A researcher at Research and Development wing, National Crafts Museum at Pragati Maidan, Rajinder Singh says, “Lack of education among the community also results in communication problems in the market where they are unable to sell the paintings.”

Gond art, the traditional art of Gondi tribe of Madhya Pradesh is based on the belief that “viewing a good image begets good luck”. This inherent belief led the Gonds to decorate their houses and the floors with traditional tattoos and motifs. Gond art has since transposed onto paper and canvas with talented artists showcasing their skills. It is said that ‘language of the soul’ is expressed in the brilliant hues of Gond art. The signature styles are the essence of this tribal art form and are intrinsically used to fill the surface of their decorative patterns and motifs. The individualism of each Gond artist is defined by these signa-ture styles.

Gond artist Rajendra Kumar Shyam shares the history of the art’s origins. “The word ‘Gond’ comes from the Dravidian expression kond, meaning ‘the green mountain’,” he explains. The recorded history of the Gond art goes back 1400 years, but it came into prominence when renowned Indian artist Jagdish Swaminathan discovered wall decorations in the mud house of Jangarh Singh Shyam, a tribal artist. In 1981, Swaminathan asked Jangarh to try his art on the canvas with a brush, which led to a new movement in the art.

“Jangarh began to see the potential of the new instrument —the brush,”
says Rajendra who is also Jangarh’s grandson. Many of the Gond customs include depictions of local flora, fauna and local gods such as Marahi Devi and Phulvari Devi, also called Bada Deo.

“The emphasis is on celebrations, rituals and man’s relationship with nature,” says Ramesh Tekam. The artists use natural colours derived from charcoal, coloured soil including black, red and white soils, plant sap, leaves, and cow dung.

“Dotted lines create miniatures based on folklore which carry forward the oral narrative tradition of the Gonds,” says Tekam. Radha Tekam, who annually exhibits her work at the indigenous crafts display, ‘Nature Bazaar’ at Andheria Modh, says that the art is her livelihood and helps many other women like her. “Women artists carry on the cultural and aesthetic traditions of the art while earning a decent livelihood.”

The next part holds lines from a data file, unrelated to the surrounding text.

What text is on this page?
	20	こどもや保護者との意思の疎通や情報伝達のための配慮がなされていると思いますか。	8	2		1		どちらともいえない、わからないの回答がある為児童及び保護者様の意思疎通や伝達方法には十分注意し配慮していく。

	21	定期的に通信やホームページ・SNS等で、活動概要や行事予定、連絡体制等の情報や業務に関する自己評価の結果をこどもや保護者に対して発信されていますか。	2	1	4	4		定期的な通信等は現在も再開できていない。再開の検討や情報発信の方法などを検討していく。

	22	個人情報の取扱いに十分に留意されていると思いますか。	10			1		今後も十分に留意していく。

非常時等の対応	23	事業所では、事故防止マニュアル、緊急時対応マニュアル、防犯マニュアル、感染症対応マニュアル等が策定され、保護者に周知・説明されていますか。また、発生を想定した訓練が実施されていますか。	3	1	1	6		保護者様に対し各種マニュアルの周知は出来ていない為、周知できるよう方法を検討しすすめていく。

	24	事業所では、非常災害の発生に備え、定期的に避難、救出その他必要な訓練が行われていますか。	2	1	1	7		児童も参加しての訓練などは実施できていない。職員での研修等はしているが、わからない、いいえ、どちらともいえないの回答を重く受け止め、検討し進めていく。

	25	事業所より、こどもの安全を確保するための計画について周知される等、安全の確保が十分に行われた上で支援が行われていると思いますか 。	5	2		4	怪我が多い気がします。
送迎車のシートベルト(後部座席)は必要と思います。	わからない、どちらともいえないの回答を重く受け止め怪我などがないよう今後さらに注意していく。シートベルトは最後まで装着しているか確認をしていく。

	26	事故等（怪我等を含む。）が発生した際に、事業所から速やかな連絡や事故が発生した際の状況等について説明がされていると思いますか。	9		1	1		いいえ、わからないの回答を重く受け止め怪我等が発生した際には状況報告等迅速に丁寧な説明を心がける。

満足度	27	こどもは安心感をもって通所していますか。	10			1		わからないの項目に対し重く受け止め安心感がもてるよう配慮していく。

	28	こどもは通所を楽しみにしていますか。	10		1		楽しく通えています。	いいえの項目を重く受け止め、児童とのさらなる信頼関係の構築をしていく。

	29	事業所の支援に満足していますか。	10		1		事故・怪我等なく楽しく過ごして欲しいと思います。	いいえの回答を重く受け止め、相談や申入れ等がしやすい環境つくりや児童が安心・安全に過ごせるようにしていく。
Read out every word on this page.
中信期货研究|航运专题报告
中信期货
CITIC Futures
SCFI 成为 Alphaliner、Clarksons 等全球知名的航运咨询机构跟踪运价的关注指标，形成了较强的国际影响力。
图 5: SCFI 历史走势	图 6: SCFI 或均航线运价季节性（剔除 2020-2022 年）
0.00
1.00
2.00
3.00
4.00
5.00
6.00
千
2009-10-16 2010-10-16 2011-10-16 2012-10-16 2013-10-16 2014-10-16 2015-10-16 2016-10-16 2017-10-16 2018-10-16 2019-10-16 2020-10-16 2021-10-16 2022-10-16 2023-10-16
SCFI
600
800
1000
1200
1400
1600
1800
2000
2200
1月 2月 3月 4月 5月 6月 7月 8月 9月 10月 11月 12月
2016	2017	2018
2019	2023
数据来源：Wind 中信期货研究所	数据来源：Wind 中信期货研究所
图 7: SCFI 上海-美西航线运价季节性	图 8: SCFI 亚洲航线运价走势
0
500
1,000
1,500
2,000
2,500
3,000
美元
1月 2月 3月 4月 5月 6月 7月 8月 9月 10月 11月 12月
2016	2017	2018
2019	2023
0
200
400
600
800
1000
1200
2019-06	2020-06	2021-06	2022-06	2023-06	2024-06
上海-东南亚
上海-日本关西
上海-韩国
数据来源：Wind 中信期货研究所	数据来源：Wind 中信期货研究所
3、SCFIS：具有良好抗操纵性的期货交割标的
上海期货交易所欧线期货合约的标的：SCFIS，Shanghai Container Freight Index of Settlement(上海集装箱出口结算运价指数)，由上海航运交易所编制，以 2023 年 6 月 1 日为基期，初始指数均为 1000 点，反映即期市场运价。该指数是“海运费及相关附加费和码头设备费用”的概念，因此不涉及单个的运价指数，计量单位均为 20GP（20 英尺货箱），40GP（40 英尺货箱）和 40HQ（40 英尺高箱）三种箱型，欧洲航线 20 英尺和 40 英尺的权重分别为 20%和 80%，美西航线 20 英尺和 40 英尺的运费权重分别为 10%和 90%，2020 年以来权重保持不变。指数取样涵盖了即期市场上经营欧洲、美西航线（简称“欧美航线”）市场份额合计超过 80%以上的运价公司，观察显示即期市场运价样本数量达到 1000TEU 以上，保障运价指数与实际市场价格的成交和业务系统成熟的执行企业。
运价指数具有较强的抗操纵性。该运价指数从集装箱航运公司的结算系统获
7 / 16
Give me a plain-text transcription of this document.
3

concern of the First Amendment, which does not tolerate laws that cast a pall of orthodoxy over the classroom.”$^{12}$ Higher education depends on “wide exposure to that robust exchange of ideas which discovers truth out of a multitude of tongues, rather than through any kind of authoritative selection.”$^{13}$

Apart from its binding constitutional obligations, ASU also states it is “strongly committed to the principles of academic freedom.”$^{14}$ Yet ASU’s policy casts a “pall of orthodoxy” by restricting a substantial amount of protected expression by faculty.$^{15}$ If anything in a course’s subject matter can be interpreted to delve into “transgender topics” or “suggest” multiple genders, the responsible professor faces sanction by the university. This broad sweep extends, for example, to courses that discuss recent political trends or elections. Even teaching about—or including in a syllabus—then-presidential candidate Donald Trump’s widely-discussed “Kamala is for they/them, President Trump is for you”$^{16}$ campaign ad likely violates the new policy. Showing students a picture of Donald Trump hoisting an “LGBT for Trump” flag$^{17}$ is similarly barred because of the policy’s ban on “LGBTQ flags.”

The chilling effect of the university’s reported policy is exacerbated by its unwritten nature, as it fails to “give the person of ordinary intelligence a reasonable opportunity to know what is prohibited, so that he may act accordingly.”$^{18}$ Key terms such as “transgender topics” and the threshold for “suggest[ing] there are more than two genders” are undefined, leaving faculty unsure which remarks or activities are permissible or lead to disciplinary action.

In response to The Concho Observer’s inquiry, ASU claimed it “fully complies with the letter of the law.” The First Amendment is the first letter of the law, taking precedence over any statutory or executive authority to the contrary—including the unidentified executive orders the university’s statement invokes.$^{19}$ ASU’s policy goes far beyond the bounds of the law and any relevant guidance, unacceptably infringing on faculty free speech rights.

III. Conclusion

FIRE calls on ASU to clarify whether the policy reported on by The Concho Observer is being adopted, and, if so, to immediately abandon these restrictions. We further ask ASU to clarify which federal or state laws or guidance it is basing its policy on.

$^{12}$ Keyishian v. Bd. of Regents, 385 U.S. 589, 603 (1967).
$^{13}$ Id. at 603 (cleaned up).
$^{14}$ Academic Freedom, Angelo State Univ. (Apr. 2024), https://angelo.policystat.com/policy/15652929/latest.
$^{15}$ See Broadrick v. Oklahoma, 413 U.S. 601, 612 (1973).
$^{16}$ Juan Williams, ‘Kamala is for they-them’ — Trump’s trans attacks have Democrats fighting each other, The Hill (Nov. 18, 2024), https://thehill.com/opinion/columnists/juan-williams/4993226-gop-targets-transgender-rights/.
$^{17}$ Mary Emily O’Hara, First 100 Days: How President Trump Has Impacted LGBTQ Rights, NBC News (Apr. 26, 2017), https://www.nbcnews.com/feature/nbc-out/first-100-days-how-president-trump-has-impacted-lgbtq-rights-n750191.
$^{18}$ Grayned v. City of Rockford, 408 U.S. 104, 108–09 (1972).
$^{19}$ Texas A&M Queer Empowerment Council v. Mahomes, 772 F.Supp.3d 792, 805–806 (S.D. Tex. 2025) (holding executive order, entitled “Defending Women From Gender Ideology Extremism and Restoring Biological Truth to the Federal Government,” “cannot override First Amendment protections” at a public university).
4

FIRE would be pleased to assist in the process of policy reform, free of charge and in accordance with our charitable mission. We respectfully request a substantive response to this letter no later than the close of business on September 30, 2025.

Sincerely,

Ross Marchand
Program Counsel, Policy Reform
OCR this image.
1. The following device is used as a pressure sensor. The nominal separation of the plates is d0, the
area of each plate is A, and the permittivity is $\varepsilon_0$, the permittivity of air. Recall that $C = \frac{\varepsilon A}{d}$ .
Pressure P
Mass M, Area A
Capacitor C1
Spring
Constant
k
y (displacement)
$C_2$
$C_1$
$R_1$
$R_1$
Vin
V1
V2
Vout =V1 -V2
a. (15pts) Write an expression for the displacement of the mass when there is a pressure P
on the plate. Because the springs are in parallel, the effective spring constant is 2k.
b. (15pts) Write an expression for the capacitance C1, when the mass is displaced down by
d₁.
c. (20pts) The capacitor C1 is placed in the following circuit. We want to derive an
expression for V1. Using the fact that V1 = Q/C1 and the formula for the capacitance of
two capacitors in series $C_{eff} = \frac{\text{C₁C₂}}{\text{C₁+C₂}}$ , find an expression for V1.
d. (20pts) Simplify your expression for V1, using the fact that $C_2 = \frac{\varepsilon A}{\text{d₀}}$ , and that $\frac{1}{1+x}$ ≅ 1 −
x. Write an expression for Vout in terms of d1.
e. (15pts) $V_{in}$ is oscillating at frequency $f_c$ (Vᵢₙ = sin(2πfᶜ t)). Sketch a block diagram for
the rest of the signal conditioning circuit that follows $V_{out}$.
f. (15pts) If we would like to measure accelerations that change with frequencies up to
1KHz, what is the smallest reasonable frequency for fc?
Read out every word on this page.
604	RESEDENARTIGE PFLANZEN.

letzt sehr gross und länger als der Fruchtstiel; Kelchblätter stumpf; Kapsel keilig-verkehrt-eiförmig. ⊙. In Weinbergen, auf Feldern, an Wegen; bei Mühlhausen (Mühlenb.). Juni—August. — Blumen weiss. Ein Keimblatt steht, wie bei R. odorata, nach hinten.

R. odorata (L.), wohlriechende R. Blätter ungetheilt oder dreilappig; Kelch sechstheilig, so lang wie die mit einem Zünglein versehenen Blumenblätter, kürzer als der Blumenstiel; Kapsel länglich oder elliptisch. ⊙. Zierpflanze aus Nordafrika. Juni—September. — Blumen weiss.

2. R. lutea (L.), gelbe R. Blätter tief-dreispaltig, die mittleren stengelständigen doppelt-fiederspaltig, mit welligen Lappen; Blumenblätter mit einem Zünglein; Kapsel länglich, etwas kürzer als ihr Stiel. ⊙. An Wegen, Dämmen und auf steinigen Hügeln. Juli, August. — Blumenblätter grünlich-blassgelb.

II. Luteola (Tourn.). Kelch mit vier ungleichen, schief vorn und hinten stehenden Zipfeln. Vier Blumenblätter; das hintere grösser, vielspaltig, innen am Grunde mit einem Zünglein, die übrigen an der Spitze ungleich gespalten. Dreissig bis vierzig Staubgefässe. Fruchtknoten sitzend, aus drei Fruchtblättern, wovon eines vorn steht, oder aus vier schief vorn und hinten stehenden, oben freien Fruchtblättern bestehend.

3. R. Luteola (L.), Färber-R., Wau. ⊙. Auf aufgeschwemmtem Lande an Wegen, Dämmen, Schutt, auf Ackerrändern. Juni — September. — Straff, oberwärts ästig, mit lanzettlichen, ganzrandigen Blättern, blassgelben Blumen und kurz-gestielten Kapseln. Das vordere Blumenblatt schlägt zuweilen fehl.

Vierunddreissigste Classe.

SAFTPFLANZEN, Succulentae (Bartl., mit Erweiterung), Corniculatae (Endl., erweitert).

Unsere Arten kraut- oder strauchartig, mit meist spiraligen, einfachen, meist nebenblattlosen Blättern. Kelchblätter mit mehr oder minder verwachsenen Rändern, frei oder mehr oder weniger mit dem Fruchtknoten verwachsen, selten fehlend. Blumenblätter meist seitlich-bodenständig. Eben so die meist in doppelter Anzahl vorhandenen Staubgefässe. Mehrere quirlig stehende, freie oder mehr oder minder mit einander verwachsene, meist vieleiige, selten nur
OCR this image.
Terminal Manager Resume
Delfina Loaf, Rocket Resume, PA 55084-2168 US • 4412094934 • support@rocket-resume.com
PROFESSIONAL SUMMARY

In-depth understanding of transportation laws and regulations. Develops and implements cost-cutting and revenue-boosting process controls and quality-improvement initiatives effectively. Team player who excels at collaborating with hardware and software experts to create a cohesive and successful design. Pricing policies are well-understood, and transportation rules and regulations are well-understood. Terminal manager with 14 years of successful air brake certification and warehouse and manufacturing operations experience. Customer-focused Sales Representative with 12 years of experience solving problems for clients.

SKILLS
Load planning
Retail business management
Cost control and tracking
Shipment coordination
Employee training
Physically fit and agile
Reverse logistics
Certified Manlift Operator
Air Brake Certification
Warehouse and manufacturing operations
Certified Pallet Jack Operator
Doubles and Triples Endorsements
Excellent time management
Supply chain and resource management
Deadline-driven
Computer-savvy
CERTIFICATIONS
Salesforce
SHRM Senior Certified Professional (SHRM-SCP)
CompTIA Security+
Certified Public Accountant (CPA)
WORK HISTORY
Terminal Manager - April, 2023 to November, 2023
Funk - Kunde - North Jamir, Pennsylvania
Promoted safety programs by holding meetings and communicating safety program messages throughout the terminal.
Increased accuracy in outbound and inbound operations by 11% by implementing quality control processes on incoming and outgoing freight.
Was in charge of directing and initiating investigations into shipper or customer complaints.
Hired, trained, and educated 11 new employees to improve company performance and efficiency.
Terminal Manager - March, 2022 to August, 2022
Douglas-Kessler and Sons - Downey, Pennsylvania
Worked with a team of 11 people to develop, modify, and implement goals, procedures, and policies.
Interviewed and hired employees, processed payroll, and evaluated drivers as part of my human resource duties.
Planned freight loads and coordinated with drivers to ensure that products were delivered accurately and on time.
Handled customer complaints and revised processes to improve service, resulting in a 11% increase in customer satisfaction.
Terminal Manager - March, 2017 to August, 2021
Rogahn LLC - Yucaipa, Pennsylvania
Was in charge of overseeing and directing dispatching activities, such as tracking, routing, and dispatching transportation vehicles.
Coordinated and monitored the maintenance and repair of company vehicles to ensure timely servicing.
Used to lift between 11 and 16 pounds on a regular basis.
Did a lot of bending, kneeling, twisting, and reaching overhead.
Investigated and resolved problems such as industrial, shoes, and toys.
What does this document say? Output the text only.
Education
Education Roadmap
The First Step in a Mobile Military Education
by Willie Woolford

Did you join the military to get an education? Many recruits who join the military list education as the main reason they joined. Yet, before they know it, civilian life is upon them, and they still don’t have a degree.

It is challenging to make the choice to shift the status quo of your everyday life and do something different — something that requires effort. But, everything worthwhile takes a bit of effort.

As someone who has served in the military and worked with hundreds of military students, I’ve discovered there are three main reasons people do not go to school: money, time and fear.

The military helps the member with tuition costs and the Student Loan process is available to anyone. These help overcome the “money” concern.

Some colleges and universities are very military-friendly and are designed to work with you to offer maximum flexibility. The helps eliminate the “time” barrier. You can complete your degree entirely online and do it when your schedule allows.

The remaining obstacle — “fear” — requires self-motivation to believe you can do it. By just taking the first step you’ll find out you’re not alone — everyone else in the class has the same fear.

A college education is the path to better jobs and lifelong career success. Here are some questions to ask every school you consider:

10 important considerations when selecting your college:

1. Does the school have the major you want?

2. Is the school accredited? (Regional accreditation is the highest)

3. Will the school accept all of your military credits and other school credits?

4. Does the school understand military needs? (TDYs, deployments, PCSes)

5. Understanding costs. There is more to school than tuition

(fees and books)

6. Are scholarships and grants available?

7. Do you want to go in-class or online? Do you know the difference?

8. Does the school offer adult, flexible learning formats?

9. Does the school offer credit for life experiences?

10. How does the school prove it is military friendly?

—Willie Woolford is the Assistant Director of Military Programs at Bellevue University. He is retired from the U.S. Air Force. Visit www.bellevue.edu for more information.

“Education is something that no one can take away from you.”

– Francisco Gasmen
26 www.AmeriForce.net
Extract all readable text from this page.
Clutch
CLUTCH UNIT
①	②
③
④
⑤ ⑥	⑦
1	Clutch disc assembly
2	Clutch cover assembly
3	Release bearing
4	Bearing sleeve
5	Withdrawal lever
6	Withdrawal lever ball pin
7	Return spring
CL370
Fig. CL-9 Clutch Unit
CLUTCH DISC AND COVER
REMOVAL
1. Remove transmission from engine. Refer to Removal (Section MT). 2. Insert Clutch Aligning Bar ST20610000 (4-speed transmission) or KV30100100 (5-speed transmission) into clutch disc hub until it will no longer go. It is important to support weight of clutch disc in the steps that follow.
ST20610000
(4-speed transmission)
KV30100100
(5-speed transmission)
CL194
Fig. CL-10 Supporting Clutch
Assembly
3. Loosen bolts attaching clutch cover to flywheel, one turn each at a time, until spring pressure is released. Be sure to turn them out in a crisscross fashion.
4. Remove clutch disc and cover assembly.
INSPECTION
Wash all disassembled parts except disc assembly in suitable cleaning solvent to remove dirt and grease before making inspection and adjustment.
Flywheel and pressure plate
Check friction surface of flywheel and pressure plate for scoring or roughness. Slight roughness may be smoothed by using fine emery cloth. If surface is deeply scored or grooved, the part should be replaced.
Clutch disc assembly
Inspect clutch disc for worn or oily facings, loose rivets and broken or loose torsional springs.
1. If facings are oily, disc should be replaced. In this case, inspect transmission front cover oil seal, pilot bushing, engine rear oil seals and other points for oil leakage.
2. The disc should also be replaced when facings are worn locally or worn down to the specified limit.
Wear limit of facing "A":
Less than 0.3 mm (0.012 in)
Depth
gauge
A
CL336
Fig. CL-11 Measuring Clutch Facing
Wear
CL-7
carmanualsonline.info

Livelihood became the major focus once Jangarh received international recognition for his talent. “The scene today is very different with 100-150 artists in comparison to a couple in Jangarh’s time,” says artist Gariba Singh Tekam. Dilip Shyam and Subhash Vyam echo similar sentiments, adding, the Bharat Bhavan museum in Bhopal, Madhya Pradesh and MUST art gallery in New Delhi have stood behind them, making their art prosper
and profitable.

Meanwhile, Rajendra Kumar Shyam, who is also a B.Com graduate, adds that “initiatives have been started to raise awareness and establish links with the market by abolishing middlemen”. He sees a bright future for the art saying, “demand has to be created with efficient marketing which will increase the interest of not just the art enthusiasts but also of the future generations.”

Gond art, like all tribal art, is trying to imbibe the new while cherishing the old. Rajni Ghag, Delhi in-charge of the MUST art gallery sums up, “The art is an inherited piece of history that needs to adapt to changing times and so do the ends and means. We exhibit and sell the works of hundreds of Gond artists to truly make them global.”